Dia memandang Pei Yuwen dengan memohon: Kakak Fu dan aku adalah kekasih masa kecil, dan awalnya kami akan membicarakan tentang pernikahan. Tetapi sesuatu terjadi dalam keluarga Kakak Fu, dan seorang sarjana yang baik dijual ke keluarga Fang sebagai budak. Pernikahan antara kami berdua berakhir seperti ini. Kemudian aku menikah, dan Saudara Fu menjadi pelayan tuan muda kedua dari keluarga Fang. Tuan muda kedua mengetahui hubunganku dengan Saudara Fu, jadi dia mengancamku untuk datang ke bengkel Pakaian Pei untuk bertindak sebagai mata-mata dan menyuruhku mencuri gambar dari bengkel Pakaian Pei. Tapi aku hanya seorang tukang. Satu-satunya orang yang benar-benar memegang gambar siap pakai adalah Yingge dan Qingyue. Jadi aku tidak bisa melakukan hal-hal yang diatur oleh tuan muda kedua. Awalnya aku mengira dia akan melepaskanku, tetapi aku tidak menyangka, dia memintaku melakukan ini beberapa hari yang lalu. Aku tidak punya pilihan selain setuju. Tolong, biarkan aku pergi! Aku juga tidak berdaya.

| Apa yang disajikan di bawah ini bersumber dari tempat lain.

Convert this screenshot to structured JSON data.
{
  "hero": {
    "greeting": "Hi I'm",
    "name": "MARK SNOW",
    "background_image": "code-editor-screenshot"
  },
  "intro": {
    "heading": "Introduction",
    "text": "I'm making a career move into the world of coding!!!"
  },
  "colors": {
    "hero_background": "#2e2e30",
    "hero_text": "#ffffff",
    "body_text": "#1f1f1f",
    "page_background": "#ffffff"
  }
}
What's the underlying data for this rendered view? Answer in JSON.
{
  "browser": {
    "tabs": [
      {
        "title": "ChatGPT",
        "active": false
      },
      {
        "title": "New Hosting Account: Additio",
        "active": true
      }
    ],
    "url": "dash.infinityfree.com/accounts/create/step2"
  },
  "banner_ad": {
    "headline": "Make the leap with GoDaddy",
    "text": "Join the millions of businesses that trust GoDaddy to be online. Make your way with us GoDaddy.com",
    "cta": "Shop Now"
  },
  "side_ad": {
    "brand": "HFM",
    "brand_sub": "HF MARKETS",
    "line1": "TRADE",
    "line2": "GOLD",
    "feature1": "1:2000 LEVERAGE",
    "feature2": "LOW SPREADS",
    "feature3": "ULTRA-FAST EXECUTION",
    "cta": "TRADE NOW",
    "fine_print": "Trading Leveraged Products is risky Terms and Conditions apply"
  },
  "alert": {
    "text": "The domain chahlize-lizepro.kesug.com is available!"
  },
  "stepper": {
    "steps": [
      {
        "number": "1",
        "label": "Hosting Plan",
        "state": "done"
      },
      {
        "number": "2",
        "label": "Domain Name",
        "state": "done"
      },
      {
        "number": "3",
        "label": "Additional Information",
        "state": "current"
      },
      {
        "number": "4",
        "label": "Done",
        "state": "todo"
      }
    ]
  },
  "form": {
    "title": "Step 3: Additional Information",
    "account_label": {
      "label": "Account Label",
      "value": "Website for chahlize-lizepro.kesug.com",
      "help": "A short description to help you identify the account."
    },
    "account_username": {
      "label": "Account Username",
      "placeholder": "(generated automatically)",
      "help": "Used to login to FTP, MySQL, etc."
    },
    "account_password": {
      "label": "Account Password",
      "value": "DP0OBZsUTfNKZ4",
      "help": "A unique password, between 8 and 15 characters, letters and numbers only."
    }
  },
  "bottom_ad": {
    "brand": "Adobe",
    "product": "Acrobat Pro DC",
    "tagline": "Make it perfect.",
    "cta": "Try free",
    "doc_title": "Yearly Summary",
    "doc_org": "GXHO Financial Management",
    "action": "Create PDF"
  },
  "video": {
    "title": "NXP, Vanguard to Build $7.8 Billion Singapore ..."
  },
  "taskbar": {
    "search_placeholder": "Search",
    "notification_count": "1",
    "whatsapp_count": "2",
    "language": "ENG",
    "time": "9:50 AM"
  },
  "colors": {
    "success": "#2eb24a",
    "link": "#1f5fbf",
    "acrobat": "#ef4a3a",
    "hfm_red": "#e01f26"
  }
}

“Selain ini, apa lagi yang telah kamu lakukan?” Pei Yuwen memandangnya dengan ringan.
“Tidak.” Mata Cheng berkilat dan dia berkata dengan terengah-engah.
"Memang benar, kamu tidak bisa menitikkan air mata sampai melihat peti mati itu. Jika kamu mengatakan yang sebenarnya sekarang, aku mungkin akan melepaskanmu, tapi kamu masih tidak tahu bagaimana hidup atau mati, jadi jangan salahkan aku." Kata Pei Yuwen sambil menatap Cheng dengan tajam.
Cheng membuka mulutnya, tetapi pada akhirnya tidak mengatakannya.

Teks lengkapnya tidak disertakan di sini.